16.10.2020

Erste DiGA gehen an den Start

Berlin – Das Bundesinstitut für Arzneimittel und Medizinprodukte (BfArM) hat jetzt die ersten Digitalen Gesundheitsanwendungen (DiGA) auf Rezept in ihr DiGA-Verzeichnis aufgenommen.

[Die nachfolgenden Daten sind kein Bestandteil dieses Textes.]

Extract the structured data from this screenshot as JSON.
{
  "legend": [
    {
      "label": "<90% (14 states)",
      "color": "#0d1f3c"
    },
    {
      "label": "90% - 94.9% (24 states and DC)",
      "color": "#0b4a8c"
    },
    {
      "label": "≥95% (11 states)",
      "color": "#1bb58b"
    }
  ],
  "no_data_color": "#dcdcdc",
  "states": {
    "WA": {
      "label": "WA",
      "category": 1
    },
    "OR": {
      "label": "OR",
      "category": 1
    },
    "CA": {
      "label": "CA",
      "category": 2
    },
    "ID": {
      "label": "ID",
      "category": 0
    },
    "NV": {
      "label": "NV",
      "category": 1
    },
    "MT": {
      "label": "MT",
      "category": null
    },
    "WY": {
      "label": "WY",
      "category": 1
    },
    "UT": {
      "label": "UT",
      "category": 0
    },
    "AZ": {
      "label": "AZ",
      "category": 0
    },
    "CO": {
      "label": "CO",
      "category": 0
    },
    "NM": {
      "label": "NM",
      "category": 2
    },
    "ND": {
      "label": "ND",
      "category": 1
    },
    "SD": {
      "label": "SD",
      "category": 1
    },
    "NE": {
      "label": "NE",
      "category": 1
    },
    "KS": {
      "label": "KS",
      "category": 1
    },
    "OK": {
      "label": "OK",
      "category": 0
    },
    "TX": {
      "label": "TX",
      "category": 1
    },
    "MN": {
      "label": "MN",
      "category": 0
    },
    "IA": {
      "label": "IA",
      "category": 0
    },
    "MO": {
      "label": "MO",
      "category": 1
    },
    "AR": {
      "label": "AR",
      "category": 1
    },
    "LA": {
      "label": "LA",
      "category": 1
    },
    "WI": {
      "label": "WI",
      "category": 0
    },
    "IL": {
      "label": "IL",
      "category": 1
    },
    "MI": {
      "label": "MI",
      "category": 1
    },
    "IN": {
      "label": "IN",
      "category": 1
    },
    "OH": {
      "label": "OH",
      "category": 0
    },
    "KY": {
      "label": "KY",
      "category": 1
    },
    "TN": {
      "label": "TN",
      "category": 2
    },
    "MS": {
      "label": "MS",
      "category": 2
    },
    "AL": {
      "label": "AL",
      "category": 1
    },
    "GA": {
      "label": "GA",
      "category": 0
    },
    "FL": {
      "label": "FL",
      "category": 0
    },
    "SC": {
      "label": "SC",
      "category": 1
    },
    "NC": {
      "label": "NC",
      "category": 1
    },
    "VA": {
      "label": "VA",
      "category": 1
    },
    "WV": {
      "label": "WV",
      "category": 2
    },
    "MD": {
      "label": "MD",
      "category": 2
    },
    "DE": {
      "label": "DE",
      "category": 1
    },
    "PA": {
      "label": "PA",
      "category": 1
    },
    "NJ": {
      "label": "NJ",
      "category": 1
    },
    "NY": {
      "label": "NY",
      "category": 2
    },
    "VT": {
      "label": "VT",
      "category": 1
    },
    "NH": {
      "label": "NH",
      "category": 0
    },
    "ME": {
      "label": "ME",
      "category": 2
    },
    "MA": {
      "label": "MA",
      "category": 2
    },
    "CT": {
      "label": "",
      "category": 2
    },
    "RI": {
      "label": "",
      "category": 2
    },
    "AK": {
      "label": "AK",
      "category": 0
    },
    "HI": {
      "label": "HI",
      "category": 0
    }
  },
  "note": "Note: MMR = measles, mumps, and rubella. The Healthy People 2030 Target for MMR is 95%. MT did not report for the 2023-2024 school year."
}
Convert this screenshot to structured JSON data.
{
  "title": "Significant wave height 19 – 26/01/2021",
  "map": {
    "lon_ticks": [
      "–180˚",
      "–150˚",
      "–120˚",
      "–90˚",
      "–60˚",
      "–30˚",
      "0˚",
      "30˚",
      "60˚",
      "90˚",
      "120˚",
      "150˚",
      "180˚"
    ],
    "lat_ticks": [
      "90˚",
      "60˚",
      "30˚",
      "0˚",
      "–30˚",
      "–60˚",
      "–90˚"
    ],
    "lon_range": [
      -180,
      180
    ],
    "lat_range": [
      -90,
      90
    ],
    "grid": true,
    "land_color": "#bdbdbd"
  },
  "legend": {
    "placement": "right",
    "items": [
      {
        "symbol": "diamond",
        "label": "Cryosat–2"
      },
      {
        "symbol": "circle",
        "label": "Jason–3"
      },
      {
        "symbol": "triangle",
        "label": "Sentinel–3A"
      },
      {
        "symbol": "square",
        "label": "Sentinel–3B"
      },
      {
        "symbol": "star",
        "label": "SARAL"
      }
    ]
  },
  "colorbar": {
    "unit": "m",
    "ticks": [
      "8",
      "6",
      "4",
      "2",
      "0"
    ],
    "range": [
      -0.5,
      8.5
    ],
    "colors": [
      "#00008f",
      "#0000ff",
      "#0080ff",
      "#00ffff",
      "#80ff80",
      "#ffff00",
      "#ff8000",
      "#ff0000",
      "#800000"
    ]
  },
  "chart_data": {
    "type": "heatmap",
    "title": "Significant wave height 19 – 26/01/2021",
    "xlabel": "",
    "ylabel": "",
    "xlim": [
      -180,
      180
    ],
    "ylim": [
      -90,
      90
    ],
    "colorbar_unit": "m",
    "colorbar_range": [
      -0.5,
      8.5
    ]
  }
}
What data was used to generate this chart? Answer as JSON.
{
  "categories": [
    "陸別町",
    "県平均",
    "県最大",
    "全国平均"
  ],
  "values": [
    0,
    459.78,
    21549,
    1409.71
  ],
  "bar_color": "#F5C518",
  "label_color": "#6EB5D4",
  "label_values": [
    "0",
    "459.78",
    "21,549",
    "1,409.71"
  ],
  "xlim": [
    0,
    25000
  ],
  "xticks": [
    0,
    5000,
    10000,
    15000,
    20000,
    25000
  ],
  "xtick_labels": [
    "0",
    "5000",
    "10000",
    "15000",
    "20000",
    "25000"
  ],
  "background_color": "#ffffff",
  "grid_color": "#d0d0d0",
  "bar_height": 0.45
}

Die App Kalmeda des Herstellers Mynoise ist ein leitlinienbasiertes, verhaltenstherapeutisches Übungsprogramm für Tinnituspatienten. Die Webanwendung Velibra von GAIA dient der Unterstützung von Patienten mit Angststörungen. Im DiGA-Verzeichnis werden Anwendungen gelistet, die als Medizinprodukt mit niedrigem Risiko CE-zertifiziert sind und vom zuständigen BfArM im Fast-Track-Verfahren geprüft wurden. Die Anwendungen können vom Arzt verschrieben oder bei entsprechender Diagnose direkt von der Krankenkasse erstattet werden. „Dieses Verzeichnis soll für Ärztinnen und Ärzte zum Digital-Lexikon werden. Hier finden sie, welche Apps und digitalen Anwendungen verordnet werden können“, sagt Bundesgesundheitsminister Jens Spahn (CDU).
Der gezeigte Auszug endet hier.